Когда ехал на
Байкал, познакомился с двумя мужичками.
Один школьный учитель из
Казани, другой армянин из
Петрозаводска.
Школьный учитель ехал на Ольхон в пятый раз - каждый год он приезжает туда с палаткой, живет дикарем, ловит рыбу, медитирует у костра, зарастает окладистой бородой.
Армянин ехал в первый раз. В столице Карелии у него прогорел бизнес. Он удрал от кредиторов, и решил поступить нестандартно - просветлиться на Ольхоне, а там... а там будет видно, что дальше.
Армянин представился, как это нередко водится, русским именем, изменив свое, оставив лишь заглавную букву. Терпеть не могу!
Дано человеку имя - ну и представься им.
Был у меня один знакомый, ГБ-шник в летах, Мансур Салахутдинович. Так сам представлялся Михаилом Сергеевичем.
Есть знакомая Файля Амировна - представляется Фаиной Андреевной. Зачем?!
Кто-то переломится человека его нареченным именем назвать?
Даже не знаю, чего здесь больше - дебилизма или шовинизма, но определенно из этого что-то одно.
Школьный учитель был неплохим, в общем-то, мужичком, но с ярко выраженной учительской профдеформацией - привычкой доносить любую мысль как истину в последней инстанции.
Армянин был скользже, с двойным дном. Но хотя бы проповедовать не принимался.
Армянин попивал водочку и коньяк - за приезд, за отъезд, за просветление.
Учитель гордо блюл здоровье, нравственное и физическое. Трезвость как норма жизни.
Рассказывал что-то про гиперборейцев, про то, как наши предки до ста лет жили, на молоке да каше, ну и прочий
анастасийский бред, в который, как любой экопоселенец, свято сам верил.
Они сошлись, волна и камень, лёд и пламень. Так, как сходятся непохожие люди.
Спорили о чем-то увлеченно.
Точнее - не спорили. Учитель доносил мысль, снисходительно называл армянина Фомой неверующим.
Хотя тот ни разу ему не перечил, только лишь кивал, приговаривая с акцентом: - "Так, всё так. На молоке и каше, по сто лет жили, так..."
Учитель - голубоглазый, высокий, поджарый. Пышная шевелюра.
Армянин - с вершок, лысый череп. У него была привычка присесть, положив подбородок на руку, и барабанить пальцами по блестящей лысине.
Армянин ходил в церковь. Делал это во многом напоказ.
Учитель всем своим видом показывал, что он великодушно прощает человечеству его маленькие слабости.

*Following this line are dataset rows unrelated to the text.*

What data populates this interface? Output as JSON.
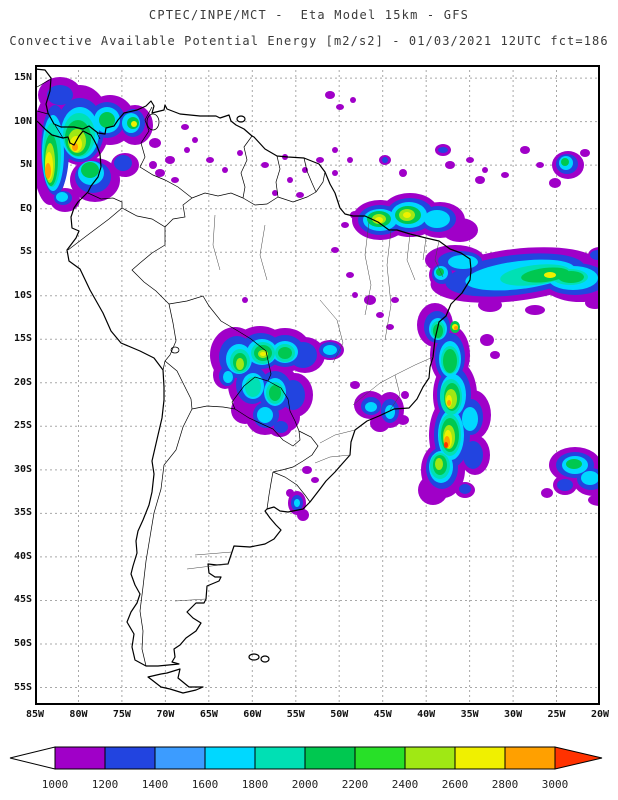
{
  "header": {
    "line1": "CPTEC/INPE/MCT -  Eta Model 15km - GFS",
    "line2": "Convective Available Potential Energy [m2/s2] - 01/03/2021 12UTC fct=186"
  },
  "map": {
    "lat_labels": [
      "15N",
      "10N",
      "5N",
      "EQ",
      "5S",
      "10S",
      "15S",
      "20S",
      "25S",
      "30S",
      "35S",
      "40S",
      "45S",
      "50S",
      "55S"
    ],
    "lon_labels": [
      "85W",
      "80W",
      "75W",
      "70W",
      "65W",
      "60W",
      "55W",
      "50W",
      "45W",
      "40W",
      "35W",
      "30W",
      "25W",
      "20W"
    ]
  },
  "colorbar": {
    "tick_labels": [
      "1000",
      "1200",
      "1400",
      "1600",
      "1800",
      "2000",
      "2200",
      "2400",
      "2600",
      "2800",
      "3000"
    ],
    "segment_colors": [
      "#a000c8",
      "#2244e0",
      "#3c9cff",
      "#00d8ff",
      "#00e0b4",
      "#00c850",
      "#28e028",
      "#a0e814",
      "#f0f000",
      "#ffa000"
    ],
    "below_min_color": "#ffffff",
    "above_max_color": "#ff3200",
    "outline_color": "#000000"
  }
}
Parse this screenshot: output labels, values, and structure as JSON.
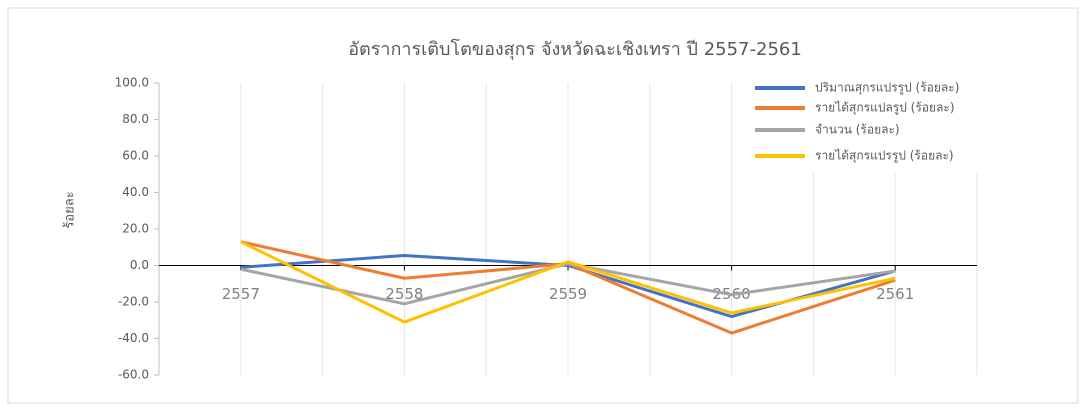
{
  "chart_data": {
    "type": "line",
    "title": "อัตราการเติบโตของสุกร จังหวัดฉะเชิงเทรา ปี 2557-2561",
    "y_label": "ร้อยละ",
    "categories": [
      "2557",
      "2558",
      "2559",
      "2560",
      "2561"
    ],
    "series": [
      {
        "name": "ปริมาณสุกรแปรรูป (ร้อยละ)",
        "color": "#4472c4",
        "values": [
          -1,
          5.5,
          0,
          -28,
          -3
        ]
      },
      {
        "name": "รายได้สุกรแปลรูป (ร้อยละ)",
        "color": "#ed7d31",
        "values": [
          13,
          -7,
          1,
          -37,
          -8
        ]
      },
      {
        "name": "จำนวน (ร้อยละ)",
        "color": "#a5a5a5",
        "values": [
          -2,
          -21,
          1,
          -16,
          -3
        ]
      },
      {
        "name": "รายได้สุกรแปรรูป (ร้อยละ)",
        "color": "#ffc000",
        "values": [
          13,
          -31,
          2,
          -26,
          -7
        ]
      }
    ],
    "ylim": [
      -60,
      100
    ],
    "yticks": [
      {
        "value": -60,
        "label": "-60.0"
      },
      {
        "value": -40,
        "label": "-40.0"
      },
      {
        "value": -20,
        "label": "-20.0"
      },
      {
        "value": 0,
        "label": "0.0"
      },
      {
        "value": 20,
        "label": "20.0"
      },
      {
        "value": 40,
        "label": "40.0"
      },
      {
        "value": 60,
        "label": "60.0"
      },
      {
        "value": 80,
        "label": "80.0"
      },
      {
        "value": 100,
        "label": "100.0"
      }
    ],
    "legend": "top-right"
  }
}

Армянин снимал комнатку в бурятском доме, рядом со мной.
Учитель жил в палатке, но приходил к нему в гости.
- "К природе, Аркадий, к природе быть ближе надо!" - все убеждал - "успеешь в четырех стенах пожить, эх, Фома неверующий!"
- "Так, всё так!" - кивал армянин - "Природа - мать, ближе к ней надо быть".
После чего выпивал стопочку коньяка.
Учитель пил травяной чай. Глиняную кружку приносил свою - экологически чистая, он говорил.
Однажды армянин, больше предпочитавший слушать, вдруг начал рассказывать какую-то свою историю - о Армении, о своем деде. Вспомнил озеро Севан, глядя на воды Байкала - вдруг в нем впервые промелькнуло что-то настоящее, человеческое. Отрешенные глаза вдруг заблестели карим огнем.
Первый раз рассказывал он - путано как-то, непоследовательно, но с душой.
Учитель слушал молча, потом неодобрительно хмыкнул, допил чай, вскоре собрался и ушел к себе в палатку.
Больше в гости не приходил.
Армянин все так же попивал коньячок. Я слышал, как он иногда вздыхает и цокает языком в соседней комнате.
Иногда гремела фляжка.
Учитель с армянином еще много раз пересекались - ну, Хужир - центр притяжения, тем более жили мы у самой Шаманки, место ходовое. Природа природой, но консервы в сельпо никто не отменял.
Вежливо здоровались. Но учитель уже не проповедовал. Словно обиделся на что-то. Но вновь великодушно простил людям их маленькие слабости.
Армянин шел в одну сторону холма, учитель в другую. Я смотрел им вслед.
- "Так и не познакомились" - подумал.